Registered Student Organizations
At Johns Hopkins University, about 80% of students are involved in one or more of our 400+ student organizations. Here are just a few of the many benefits Johns Hopkins students have shared:
- Enhances their college experience
- Helps connect them to the Hopkins community
- Enhance their ability to lead
- Build a stronger sense of school spirit
Are you interested in getting involved in a student organization? Join Hopkins Groups! Student organizations are organized by category so you can easily find the groups that match your interests.
Choose a category below to learn more about what it has to offer.
These groups are typically tied to an Academic department on campus. Academic and Research groups enrich students’ professional and personal development through competitions and coordinating events in which students may showcase their skills.
Advocacy and Awareness groups actively support an idea or cause.
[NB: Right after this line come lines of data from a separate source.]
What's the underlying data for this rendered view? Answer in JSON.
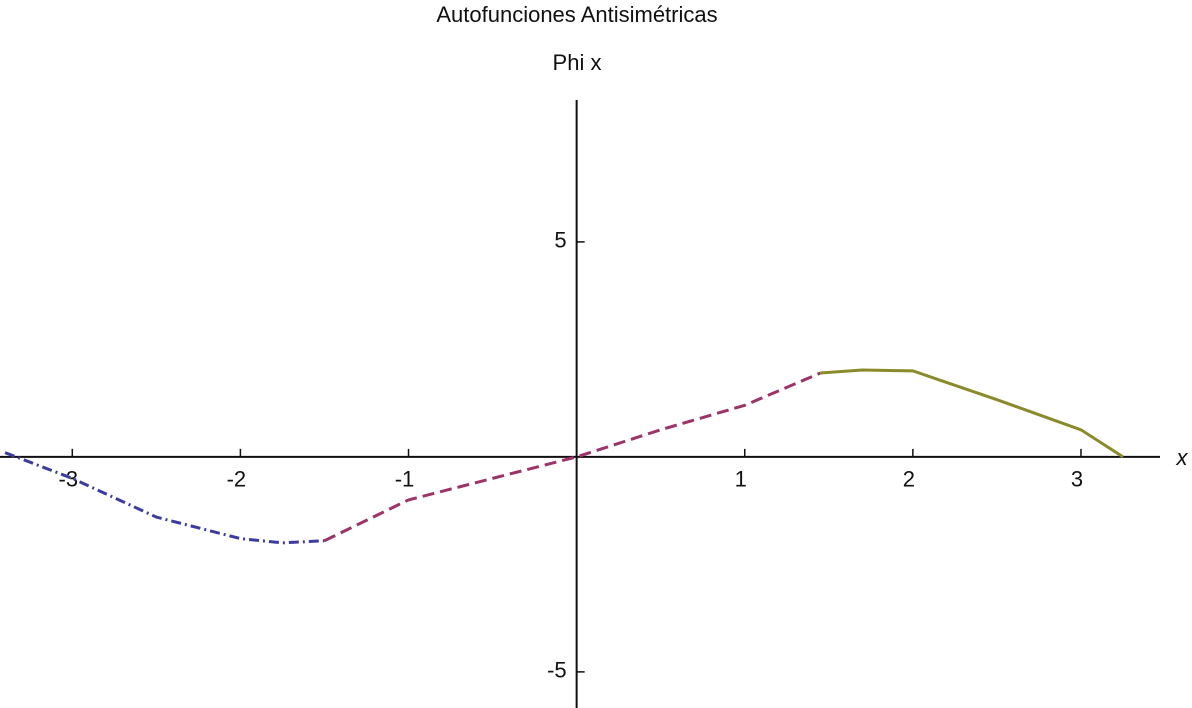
{
  "chart_data": {
    "type": "line",
    "title": "Autofunciones Antisimétricas",
    "ylabel": "Phi x",
    "xlabel": "x",
    "xlim": [
      -3.43,
      3.47
    ],
    "ylim": [
      -5.84,
      8.3
    ],
    "xticks": [
      -3,
      -2,
      -1,
      1,
      2,
      3
    ],
    "yticks": [
      -5,
      5
    ],
    "series": [
      {
        "color": "#3c3c9e",
        "dash": "10 4 2 4",
        "x": [
          -3.4,
          -3,
          -2.5,
          -2,
          -1.75,
          -1.5
        ],
        "values": [
          0.1,
          -0.5,
          -1.4,
          -1.9,
          -2.0,
          -1.95
        ]
      },
      {
        "color": "#9c3468",
        "dash": "12 6",
        "x": [
          -1.5,
          -1,
          -0.5,
          0,
          0.5,
          1,
          1.45
        ],
        "values": [
          -1.95,
          -1.0,
          -0.5,
          0,
          0.63,
          1.2,
          1.95
        ]
      },
      {
        "color": "#8a8a2a",
        "dash": "none",
        "x": [
          1.45,
          1.7,
          2,
          2.5,
          3,
          3.25
        ],
        "values": [
          1.95,
          2.02,
          2.0,
          1.33,
          0.63,
          0
        ]
      }
    ]
  }
}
Many of our groups aim to influence public-policy and resource allocation decisions within political, economic, and social systems and institutions; it may be motivated from moral, ethical or faith principles or simply to promote specific beliefs.
The Center for Social Concern houses nearly forty volunteer student groups, each of which focuses on direct service to the Baltimore community in a different way.
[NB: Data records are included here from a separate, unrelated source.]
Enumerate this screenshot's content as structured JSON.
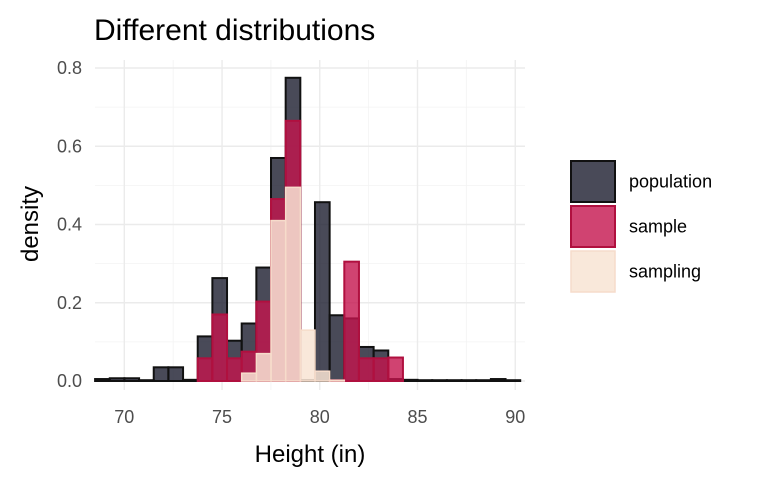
{
  "chart_data": {
    "type": "bar",
    "title": "Different distributions",
    "xlabel": "Height (in)",
    "ylabel": "density",
    "xlim": [
      68.5,
      90.5
    ],
    "ylim": [
      0,
      0.8
    ],
    "x_ticks": [
      70,
      75,
      80,
      85,
      90
    ],
    "y_ticks": [
      0.0,
      0.2,
      0.4,
      0.6,
      0.8
    ],
    "y_tick_labels": [
      "0.0",
      "0.2",
      "0.4",
      "0.6",
      "0.8"
    ],
    "x_minor": [
      72.5,
      77.5,
      82.5,
      87.5
    ],
    "y_minor": [
      0.1,
      0.3,
      0.5,
      0.7
    ],
    "grid": true,
    "legend_position": "right",
    "legend": [
      "population",
      "sample",
      "sampling"
    ],
    "bin_width": 0.75,
    "series": [
      {
        "name": "population",
        "color": "#1b1d2e",
        "x": [
          68.88,
          69.63,
          70.38,
          71.13,
          71.88,
          72.63,
          73.38,
          74.13,
          74.88,
          75.63,
          76.38,
          77.13,
          77.88,
          78.63,
          79.38,
          80.13,
          80.88,
          81.63,
          82.38,
          83.13,
          83.88,
          84.63,
          85.38,
          86.13,
          86.88,
          87.63,
          88.38,
          89.13,
          89.88
        ],
        "values": [
          0.005,
          0.007,
          0.007,
          0.0,
          0.035,
          0.035,
          0.003,
          0.114,
          0.263,
          0.103,
          0.147,
          0.29,
          0.57,
          0.775,
          0.0,
          0.457,
          0.168,
          0.16,
          0.087,
          0.078,
          0.005,
          0.003,
          0.002,
          0.002,
          0.0,
          0.0,
          0.0,
          0.005,
          0.0
        ]
      },
      {
        "name": "sample",
        "color": "#c4144e",
        "x": [
          74.13,
          74.88,
          75.63,
          76.38,
          77.13,
          77.88,
          78.63,
          80.88,
          81.63,
          82.38,
          83.13,
          83.88
        ],
        "values": [
          0.058,
          0.17,
          0.058,
          0.075,
          0.203,
          0.465,
          0.665,
          0.0,
          0.305,
          0.058,
          0.058,
          0.06
        ]
      },
      {
        "name": "sampling",
        "color": "#f8e4d4",
        "x": [
          76.38,
          77.13,
          77.88,
          78.63,
          79.38,
          80.13,
          80.88
        ],
        "values": [
          0.02,
          0.07,
          0.41,
          0.495,
          0.13,
          0.025,
          0.0
        ]
      }
    ]
  }
}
Cultural and Identity groups are self-defined groups of people who share a commonality of cultural experience. Cultural groups may be defined by many types of commonality, such as ethnicity, religion, or physical commonality. Cultural groups offer a lively social and educational environment for students, and promote preserving cultural heritage and identity.
Typically, Greek letter organizations are single-sex, initiatory organizations. Greek letter organizations may sometimes be considered mutual aid societies, providing academic and social activities. Chapters host social events, educational programs, and community service and philanthropy projects for their members and the Johns Hopkins community. Fraternity and sorority chapters at Johns Hopkins represent a wealth of leadership, diversity, talents, athleticism, and academic achievement.
All Graduate Student Organizations are defined as such by the Graduate Representative Organization (GRO). Graduate student groups should provide a benefit or service to graduate students at the Homewood Division and should be open for any graduate student to join. The head of Graduate student organizations must be a graduate student of the Homewood Division.
Honor and professional societies are groups that recognize students who excel academically or as leaders among their peers, often within a specific academic discipline.
Student publication and media based organizations create newspapers, magazines, journals and more to share about a specific topic.
Arts organizations provide students with an outlet for their creative talents. Students can express themselves through dance, music, circus, painting, sculpture, and more.
Religious and Spiritual organizations provide students with an opportunity for spiritual or religious engagement.
Special Interest and Hobby organizations advance an interest in a specific area of knowledge, learning or technology and/or are typically interested in a particular pastime or leisure pursuit.